Leading disease forecasters, whose research the White House used to conclude 100,000 to 240,000 people will die nationwide from the coronavirus, were mystified when they saw the administration’s projection this week.
The experts said they don’t challenge the numbers’ validity but said they don’t know how the White House arrived at them.
White House officials have refused to explain how they generated the figure — a death toll bigger than the United States suffered in the Vietnam War or the Sept. 11, 2001, terrorist attacks. They have not provided the underlying data so others can assess its reliability or provided long-term strategies to lower that death count.
Some of President Trump’s top advisers have expressed doubts about the estimate, according to three White House officials who spoke on the condition of anonymity because they were not authorized to speak publicly. There have been fierce debates inside the White House about its accuracy.
At a task force meeting this week, according to two officials with direct knowledge of it, Anthony S. Fauci, director of the National Institute of Allergy and Infectious Diseases, told others there are too many variables at play in the pandemic to make the models reliable: “I’ve looked at all the models. I’ve spent a lot of time on the models. They don’t tell you anything. You can’t really rely upon models.”
Robert Redfield, director of Centers for Disease Control and Prevention, and the vice president’s office have similarly voiced doubts about the projections’ accuracy, the three officials said.
Jeffrey Shaman, a Columbia University epidemiologist whose models were cited by the White House, said his own work on the pandemic doesn’t go far enough into the future to make predictions akin to the White House fatality forecast.
“We don’t have a sense of what’s going on in the here and now, and we don’t know what people will do in the future,” he said. “We don’t know if the virus is seasonal, as well.”

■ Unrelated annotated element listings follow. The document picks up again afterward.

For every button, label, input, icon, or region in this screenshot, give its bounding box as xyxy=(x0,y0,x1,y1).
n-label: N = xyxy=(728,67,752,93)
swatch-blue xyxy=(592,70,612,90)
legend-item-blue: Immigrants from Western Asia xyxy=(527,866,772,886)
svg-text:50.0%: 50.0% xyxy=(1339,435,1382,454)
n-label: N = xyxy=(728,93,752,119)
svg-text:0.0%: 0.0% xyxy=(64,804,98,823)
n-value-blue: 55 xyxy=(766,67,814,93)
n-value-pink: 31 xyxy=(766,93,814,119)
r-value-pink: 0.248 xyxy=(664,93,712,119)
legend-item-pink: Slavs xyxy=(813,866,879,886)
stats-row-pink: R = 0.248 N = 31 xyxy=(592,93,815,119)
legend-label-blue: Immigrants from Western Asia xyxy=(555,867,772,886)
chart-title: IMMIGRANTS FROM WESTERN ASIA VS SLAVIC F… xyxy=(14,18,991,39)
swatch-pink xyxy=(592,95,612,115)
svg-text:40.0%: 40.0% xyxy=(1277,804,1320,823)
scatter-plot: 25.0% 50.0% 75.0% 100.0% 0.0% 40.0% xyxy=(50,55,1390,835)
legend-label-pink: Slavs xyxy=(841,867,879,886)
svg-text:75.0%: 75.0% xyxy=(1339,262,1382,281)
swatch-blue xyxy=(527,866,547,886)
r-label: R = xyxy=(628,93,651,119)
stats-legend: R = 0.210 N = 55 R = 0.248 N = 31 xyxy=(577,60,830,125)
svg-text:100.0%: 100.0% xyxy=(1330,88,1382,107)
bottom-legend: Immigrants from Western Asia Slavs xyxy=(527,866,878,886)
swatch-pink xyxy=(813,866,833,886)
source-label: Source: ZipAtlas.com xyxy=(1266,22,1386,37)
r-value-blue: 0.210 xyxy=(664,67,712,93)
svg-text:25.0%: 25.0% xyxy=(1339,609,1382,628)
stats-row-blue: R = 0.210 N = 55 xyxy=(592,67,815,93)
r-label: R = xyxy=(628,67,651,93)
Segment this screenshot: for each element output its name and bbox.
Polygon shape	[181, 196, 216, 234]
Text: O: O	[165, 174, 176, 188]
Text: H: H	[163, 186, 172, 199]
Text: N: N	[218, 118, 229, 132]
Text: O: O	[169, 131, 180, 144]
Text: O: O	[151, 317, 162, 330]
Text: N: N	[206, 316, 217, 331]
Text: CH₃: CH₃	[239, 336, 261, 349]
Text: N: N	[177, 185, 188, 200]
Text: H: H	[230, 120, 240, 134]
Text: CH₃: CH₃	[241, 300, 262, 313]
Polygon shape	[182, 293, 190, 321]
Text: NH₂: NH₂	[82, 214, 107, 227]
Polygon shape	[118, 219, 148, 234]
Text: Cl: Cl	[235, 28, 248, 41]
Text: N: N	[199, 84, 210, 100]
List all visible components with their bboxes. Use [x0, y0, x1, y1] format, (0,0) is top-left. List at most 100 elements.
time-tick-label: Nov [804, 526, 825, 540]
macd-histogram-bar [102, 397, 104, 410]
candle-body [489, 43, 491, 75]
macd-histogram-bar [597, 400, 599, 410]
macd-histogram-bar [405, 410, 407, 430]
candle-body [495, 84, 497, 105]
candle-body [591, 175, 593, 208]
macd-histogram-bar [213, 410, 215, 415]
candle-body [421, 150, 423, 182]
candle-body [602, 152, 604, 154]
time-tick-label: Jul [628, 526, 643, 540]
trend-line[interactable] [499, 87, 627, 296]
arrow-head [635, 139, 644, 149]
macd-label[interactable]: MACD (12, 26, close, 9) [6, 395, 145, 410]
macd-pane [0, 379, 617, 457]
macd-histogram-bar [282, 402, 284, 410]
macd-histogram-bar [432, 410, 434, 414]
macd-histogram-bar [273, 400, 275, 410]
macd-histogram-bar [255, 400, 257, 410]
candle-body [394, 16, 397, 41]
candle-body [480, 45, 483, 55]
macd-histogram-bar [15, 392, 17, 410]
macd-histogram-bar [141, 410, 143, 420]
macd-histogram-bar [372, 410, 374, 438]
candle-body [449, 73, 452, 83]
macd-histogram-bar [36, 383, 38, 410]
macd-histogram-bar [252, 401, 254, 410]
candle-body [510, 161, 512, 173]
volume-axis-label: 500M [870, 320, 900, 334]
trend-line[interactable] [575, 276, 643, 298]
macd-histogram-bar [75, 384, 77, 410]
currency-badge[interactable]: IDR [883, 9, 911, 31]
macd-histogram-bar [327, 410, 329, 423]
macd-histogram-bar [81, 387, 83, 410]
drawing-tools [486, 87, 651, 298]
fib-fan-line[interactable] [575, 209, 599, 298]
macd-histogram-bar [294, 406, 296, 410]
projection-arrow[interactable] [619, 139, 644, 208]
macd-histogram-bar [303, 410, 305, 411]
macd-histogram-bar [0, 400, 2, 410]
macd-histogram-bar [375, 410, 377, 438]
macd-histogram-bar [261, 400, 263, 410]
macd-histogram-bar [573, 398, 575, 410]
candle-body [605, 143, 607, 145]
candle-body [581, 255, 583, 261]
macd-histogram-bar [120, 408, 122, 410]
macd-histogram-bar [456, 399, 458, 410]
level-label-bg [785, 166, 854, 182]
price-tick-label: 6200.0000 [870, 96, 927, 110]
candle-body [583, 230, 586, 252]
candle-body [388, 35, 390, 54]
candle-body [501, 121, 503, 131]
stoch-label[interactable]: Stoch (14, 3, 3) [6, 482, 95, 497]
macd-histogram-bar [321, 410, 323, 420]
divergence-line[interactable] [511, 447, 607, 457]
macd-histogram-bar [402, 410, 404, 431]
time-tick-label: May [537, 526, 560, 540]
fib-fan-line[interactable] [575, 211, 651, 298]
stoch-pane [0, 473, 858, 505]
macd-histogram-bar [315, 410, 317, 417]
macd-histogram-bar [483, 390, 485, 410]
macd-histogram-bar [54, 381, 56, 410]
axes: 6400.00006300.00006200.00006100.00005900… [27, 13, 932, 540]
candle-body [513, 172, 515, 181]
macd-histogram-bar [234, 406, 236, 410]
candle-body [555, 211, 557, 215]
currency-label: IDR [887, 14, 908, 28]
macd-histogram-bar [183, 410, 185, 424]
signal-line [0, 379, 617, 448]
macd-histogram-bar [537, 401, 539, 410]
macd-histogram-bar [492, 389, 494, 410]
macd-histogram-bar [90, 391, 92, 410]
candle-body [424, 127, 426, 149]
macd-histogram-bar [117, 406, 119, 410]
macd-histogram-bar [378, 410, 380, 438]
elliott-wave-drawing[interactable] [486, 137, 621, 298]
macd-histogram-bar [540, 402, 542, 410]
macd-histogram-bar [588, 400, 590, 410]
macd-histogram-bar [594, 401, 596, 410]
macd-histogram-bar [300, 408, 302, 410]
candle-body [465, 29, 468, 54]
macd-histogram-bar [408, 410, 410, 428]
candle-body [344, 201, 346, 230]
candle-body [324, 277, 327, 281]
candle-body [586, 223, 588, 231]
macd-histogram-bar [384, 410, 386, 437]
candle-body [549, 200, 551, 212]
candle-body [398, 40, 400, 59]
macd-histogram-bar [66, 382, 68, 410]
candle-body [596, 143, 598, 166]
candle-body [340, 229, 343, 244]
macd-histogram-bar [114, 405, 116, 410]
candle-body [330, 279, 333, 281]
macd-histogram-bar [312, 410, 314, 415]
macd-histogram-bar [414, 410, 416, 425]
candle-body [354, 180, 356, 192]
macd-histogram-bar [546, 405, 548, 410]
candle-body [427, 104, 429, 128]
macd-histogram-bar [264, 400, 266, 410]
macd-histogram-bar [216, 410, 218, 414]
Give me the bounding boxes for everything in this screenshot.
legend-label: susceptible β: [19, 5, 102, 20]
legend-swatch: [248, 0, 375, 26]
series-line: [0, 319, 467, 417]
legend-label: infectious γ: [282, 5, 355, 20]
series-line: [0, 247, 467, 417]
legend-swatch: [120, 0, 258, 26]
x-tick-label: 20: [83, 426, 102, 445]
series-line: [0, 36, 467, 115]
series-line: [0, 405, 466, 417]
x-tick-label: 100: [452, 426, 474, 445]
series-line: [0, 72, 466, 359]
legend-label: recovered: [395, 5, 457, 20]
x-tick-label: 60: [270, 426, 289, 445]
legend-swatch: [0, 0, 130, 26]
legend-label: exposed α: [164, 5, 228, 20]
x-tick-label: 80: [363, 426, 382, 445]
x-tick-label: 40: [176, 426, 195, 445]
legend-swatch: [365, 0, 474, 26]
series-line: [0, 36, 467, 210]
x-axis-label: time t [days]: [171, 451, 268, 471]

The estimate appeared to be a rushed affair, said Marc Lipsitch, a leading epidemiologist and director of Harvard University’s Center for Communicable Disease Dynamics. “They contacted us, I think, on a Tuesday a week ago, and asked for answers and feedback by Thursday, basically 24 hours,” he said. “My initial response was we can’t do it that fast. But we ended up providing them some numbers responding to very specific scenarios.”
Other experts noted that the White House didn’t even explain the time period the death estimate supposedly captures — just the coming few months, or the year-plus it will take to deploy a vaccine.